China’s tariff cut “boosted sentiment,” though “gains were tempered by continued concerns around the impact of the coronavirus outbreak,” Mizuho Bank said in a report.

Beijing is also promising tax cuts and other help to businesses in a bid to offset the economic blow from the virus outbreak that has put the world’s second-largest economy on lockdown. The extent of potential losses is unclear.

On Friday, there were 31,400 people confirmed infected by the virus worldwide. China confirmed 31,161 cases and 636 deaths as of Friday.
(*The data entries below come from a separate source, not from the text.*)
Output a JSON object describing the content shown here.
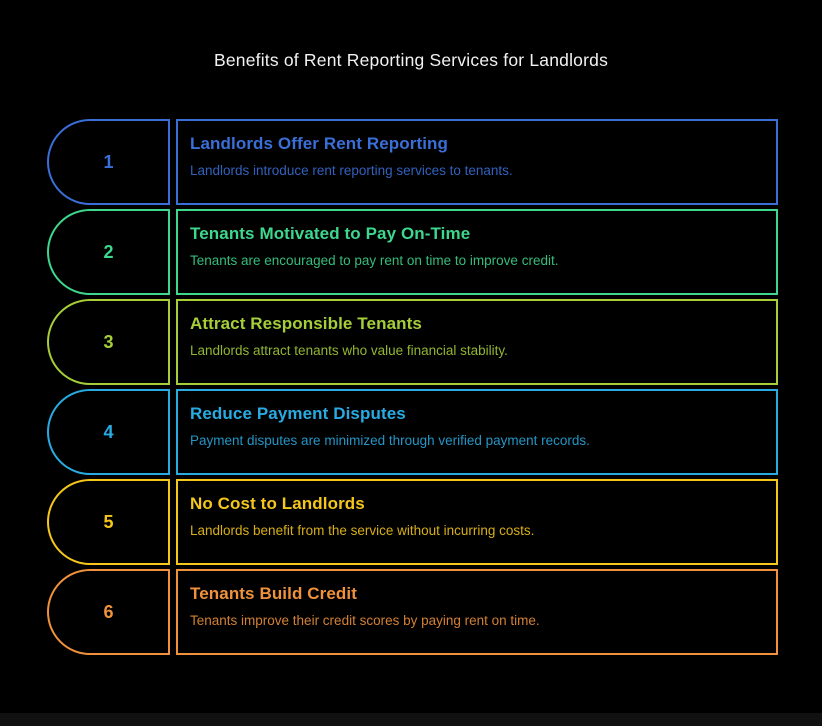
{
  "page": {
    "title": "Benefits of Rent Reporting Services for Landlords",
    "background": "#000000",
    "title_color": "#f2f2f2"
  },
  "items": [
    {
      "number": "1",
      "color": "#3A6FD8",
      "title": "Landlords Offer Rent Reporting",
      "description": "Landlords introduce rent reporting services to tenants."
    },
    {
      "number": "2",
      "color": "#3DD78D",
      "title": "Tenants Motivated to Pay On-Time",
      "description": "Tenants are encouraged to pay rent on time to improve credit."
    },
    {
      "number": "3",
      "color": "#A6CE39",
      "title": "Attract Responsible Tenants",
      "description": "Landlords attract tenants who value financial stability."
    },
    {
      "number": "4",
      "color": "#29ABE2",
      "title": "Reduce Payment Disputes",
      "description": "Payment disputes are minimized through verified payment records."
    },
    {
      "number": "5",
      "color": "#F5C71C",
      "title": "No Cost to Landlords",
      "description": "Landlords benefit from the service without incurring costs."
    },
    {
      "number": "6",
      "color": "#F0923B",
      "title": "Tenants Build Credit",
      "description": "Tenants improve their credit scores by paying rent on time."
    }
  ],
  "footer": {
    "bar_color": "#111111"
  }
}
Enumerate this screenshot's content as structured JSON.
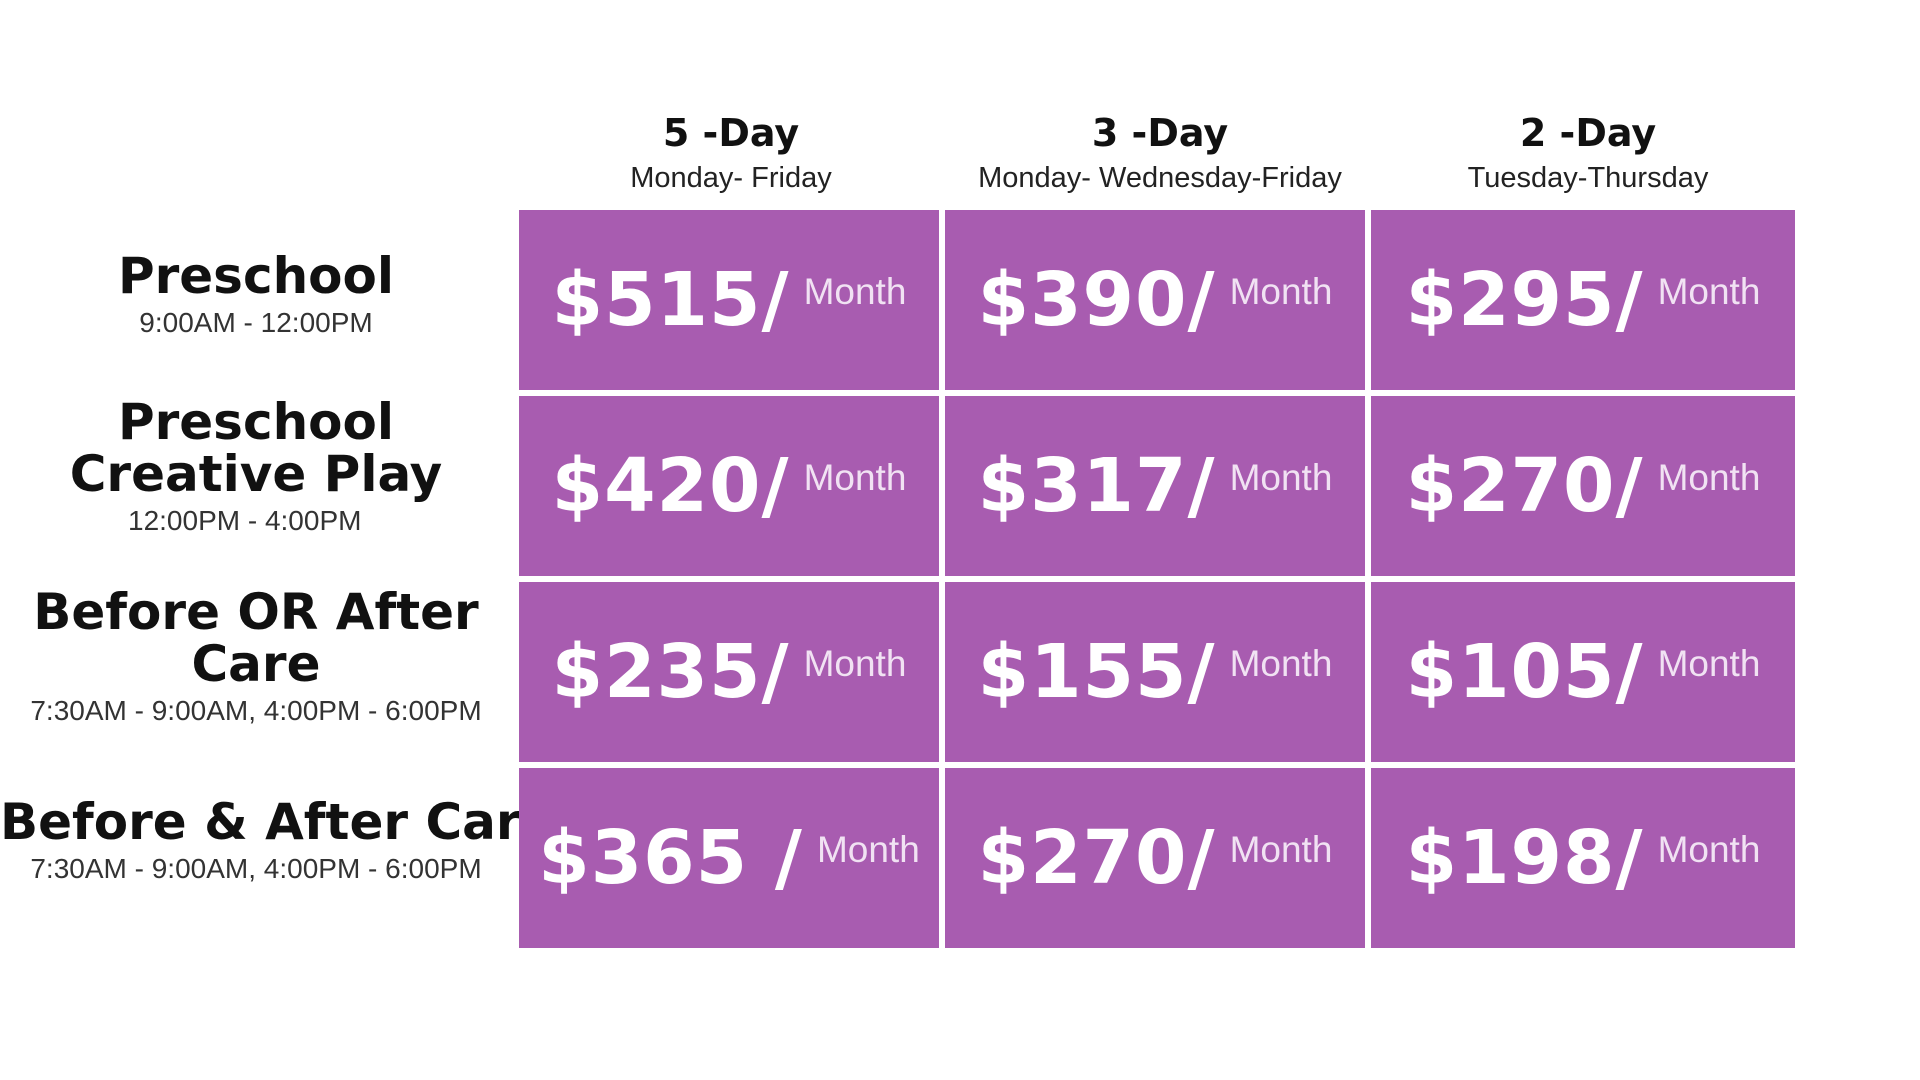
{
  "colors": {
    "cell_background": "#a85cb0",
    "price_text": "#ffffff",
    "page_background": "#ffffff"
  },
  "columns": [
    {
      "title": "5 -Day",
      "days": "Monday- Friday"
    },
    {
      "title": "3 -Day",
      "days": "Monday- Wednesday-Friday"
    },
    {
      "title": "2 -Day",
      "days": "Tuesday-Thursday"
    }
  ],
  "rows": [
    {
      "title": "Preschool",
      "time": "9:00AM - 12:00PM",
      "prices": [
        "$515/",
        "$390/",
        "$295/"
      ]
    },
    {
      "title": "Preschool Creative Play",
      "time": "12:00PM - 4:00PM",
      "prices": [
        "$420/",
        "$317/",
        "$270/"
      ]
    },
    {
      "title": "Before OR After Care",
      "time": "7:30AM - 9:00AM, 4:00PM - 6:00PM",
      "prices": [
        "$235/",
        "$155/",
        "$105/"
      ]
    },
    {
      "title": "Before & After Care",
      "time": "7:30AM - 9:00AM, 4:00PM - 6:00PM",
      "prices": [
        "$365 /",
        "$270/",
        "$198/"
      ]
    }
  ],
  "unit_label": "Month"
}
More than 310 cases have been confirmed outside mainland China, including two deaths in Hong Kong and the Philippines.

Still, Chinese factories and offices are starting to reopen following an extended Lunar New Year holiday, but companies are forecasting big revenue declines due to the closure of stores, amusement parks, cinemas and other businesses.

Beijing’s tariffs reductions, which follow U.S. cuts last month on Chinese goods, are part of a “Phase 1” trade agreement with Washington aimed at ending their fight over China’s technology ambitions and trade surplus. There was no indication China altered its cuts in response to the virus outbreak, but the surprise announcement helped to buoy market sentiment.

Japan’s Fast Retailing announced it has closed 350 stores, or about half of its 750 outlets in China to comply with quarantine regulations, while Toyota Motor Corp. said it was extending production stoppages at its China factories by an extra week, to Feb. 16. Nissan Motor Co. said January sales of the company and its local partners fell nearly 12% in January from a year earlier due to the virus outbreak and the prolonged holidays.

Hong Kong’s Hang Seng index fell 0.3% on Friday to 27,404.27, while the Shanghai Composite Index rebounded, gaining 0.3% to 2,875.96. Tokyo’s Nikkei 225 lost 0.2% to 23,827.98.

The Kospi in Seoul sank 0.7% to 2,211.95 and Sydney’s S&P-ASX 200 lost 0.4% to 7,022.60. India’s Sensex shed 0.4% to 41,135.82. Shares fell in Taiwan and Thailand but rose in Malaysia and Indonesia.

Investors appear to have set aside concerns about the virus this week, mostly focusing instead on encouraging U.S. economic data and company earnings reports.

ENERGY: Benchmark U.S. crude was flat at $50.95 per barrel in electronic trading on the New York Mercantile Exchange. The contract rose 20 cents on Thursday. Brent crude, used to price international oils, added 7 cents to $55.00 per barrel in London. It fell 35 cents the previous session to $54.93.

CURRENCY: The dollar declined to 109.92 yen from Thurdsay’s 109.97 yen. The euro fell to $1.0964 from $1.0979.